I couldn’t sleep, though. I had an incredible amount of adrenaline coursing through my system. So I watched the baby, transfixed, in awe. In fact, at 1:30 or so I sent my first tweets out, and one of the comments I made was “And I just cannot get over how beautiful this baby is. Seriously.” Seriously.

But about 4 a.m., something weird happened. Jesse started making choking and retching noises and I freaked out. The nurse happened to walk in before I could hit the page nurse button, and she picked him up and started vigorously burping him, explaining that he was now clearing amniotic fluid from his tummy and it would need to be burped out. The stuff that he kicked out was a foul-smelling mix of colostrum and amniotic fluid. This continued for the next two hours, before he started a whining scream that carried down the hall. The nurse rushed in again, took his vitals, and discovered that he was running a mild fever. Off he was whisked to the nursery for monitoring, and there he treated everyone to a grand show of projectile vomiting amniotic fluid.

I was half panicked, but so exhausted that I collapsed into a fitful sleep for an hour or so, punctuated by my iPhone alarm to get Dean up so I could send him to get Elder Son off to school. At that time, we asked if we could see Jesse before Dean left, but apparently Jesse was getting labwork done and a checkup by the pediatrician. The nurses were more nonplussed that I was up and walking around the floor so easily. I was more nonplussed that we couldn’t see our baby.

An hour later, I was summoned in to feed Jesse. He had stabilized considerably since the vomiting thing, and if he could feed without any reflux this time around they’d be satisfied that he was ok in spite of the mild fever. They offered me a chair in a room for privacy, and I realized, horrified, that I was in the circumcision room–with two immobilization stations that made me weep that I’d put my first son through this procedure. It struck me also that the chair I was in was the antithesis of a comfortable breastfeeding chair, and the boppy they gave me did nothing to improve my own comfort level. But Jesse did fine, and so he came back with me to my room.

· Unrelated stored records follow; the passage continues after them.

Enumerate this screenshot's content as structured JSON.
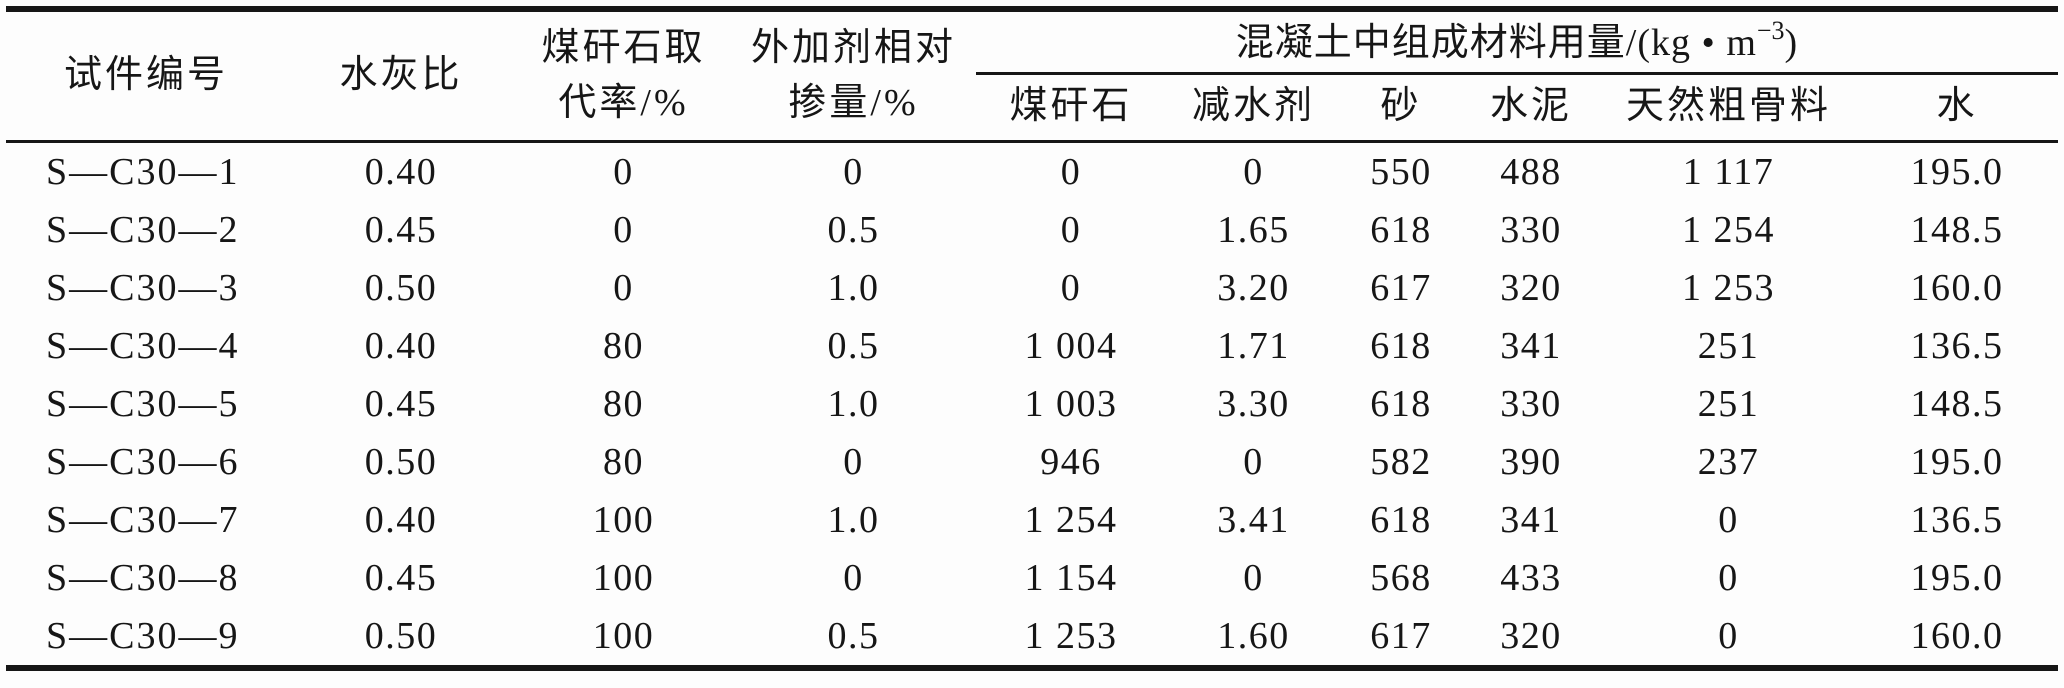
{
  "table": {
    "headers": {
      "specimen": "试件编号",
      "water_cement_ratio": "水灰比",
      "gangue_replacement": "煤矸石取\n代率/%",
      "admixture_dosage": "外加剂相对\n掺量/%",
      "group_title_main": "混凝土中组成材料用量/(kg • m",
      "group_title_sup": "−3",
      "group_title_close": ")",
      "sub": [
        "煤矸石",
        "减水剂",
        "砂",
        "水泥",
        "天然粗骨料",
        "水"
      ]
    },
    "rows": [
      [
        "S—C30—1",
        "0.40",
        "0",
        "0",
        "0",
        "0",
        "550",
        "488",
        "1 117",
        "195.0"
      ],
      [
        "S—C30—2",
        "0.45",
        "0",
        "0.5",
        "0",
        "1.65",
        "618",
        "330",
        "1 254",
        "148.5"
      ],
      [
        "S—C30—3",
        "0.50",
        "0",
        "1.0",
        "0",
        "3.20",
        "617",
        "320",
        "1 253",
        "160.0"
      ],
      [
        "S—C30—4",
        "0.40",
        "80",
        "0.5",
        "1 004",
        "1.71",
        "618",
        "341",
        "251",
        "136.5"
      ],
      [
        "S—C30—5",
        "0.45",
        "80",
        "1.0",
        "1 003",
        "3.30",
        "618",
        "330",
        "251",
        "148.5"
      ],
      [
        "S—C30—6",
        "0.50",
        "80",
        "0",
        "946",
        "0",
        "582",
        "390",
        "237",
        "195.0"
      ],
      [
        "S—C30—7",
        "0.40",
        "100",
        "1.0",
        "1 254",
        "3.41",
        "618",
        "341",
        "0",
        "136.5"
      ],
      [
        "S—C30—8",
        "0.45",
        "100",
        "0",
        "1 154",
        "0",
        "568",
        "433",
        "0",
        "195.0"
      ],
      [
        "S—C30—9",
        "0.50",
        "100",
        "0.5",
        "1 253",
        "1.60",
        "617",
        "320",
        "0",
        "160.0"
      ]
    ]
  }
}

When the lab results came back, he showed a higher than normal white blood cell count, and between that and the mild fever, the pediatrician was a little concerned. But he seemed to be “over the hump,” as he put it, and when Dean got back we spent the day cuddling Jesse. But I wanted to leave. I’d passed through my postpartum checkups with flying colors, refusing Percocet for the cramps (though I did take a couple of Motrin) and peeing just fine. In fact, I was amazed at how little pain I was in, having had a second degree tear–with Elder Son, I’d had a second degree episiotomy, and had a hell of a time with basic elimination functions.

And the second 24 hours passed without much of a glitch aside from the fact that Jesse went on a crying jag about 3 a.m. And nothing I could do would appease him. I just wanted to go home, to take Jesse home, and realized, somewhat blankly, that I really could have, and should have, done all of this at home. My midwife had even suggested it to me at one point, and I was reluctant, thinking of the risk factors I had. But really, looking back on it, I was so aware of my body and my baby that I’d have known if any of those risks were coming into play.

But I don’t have regrets, either. It took the experience to teach me that I could do this, and that I could help others do this.

At any rate, we were discharged late Friday morning. I couldn’t wait to get my little boy home, to introduce him to his big brother, and to enjoy getting some rest in a bed that didn’t sigh every five minutes. After having a light lunch, I took Jesse upstairs, and we both slept-comfortably-for the first time in his life.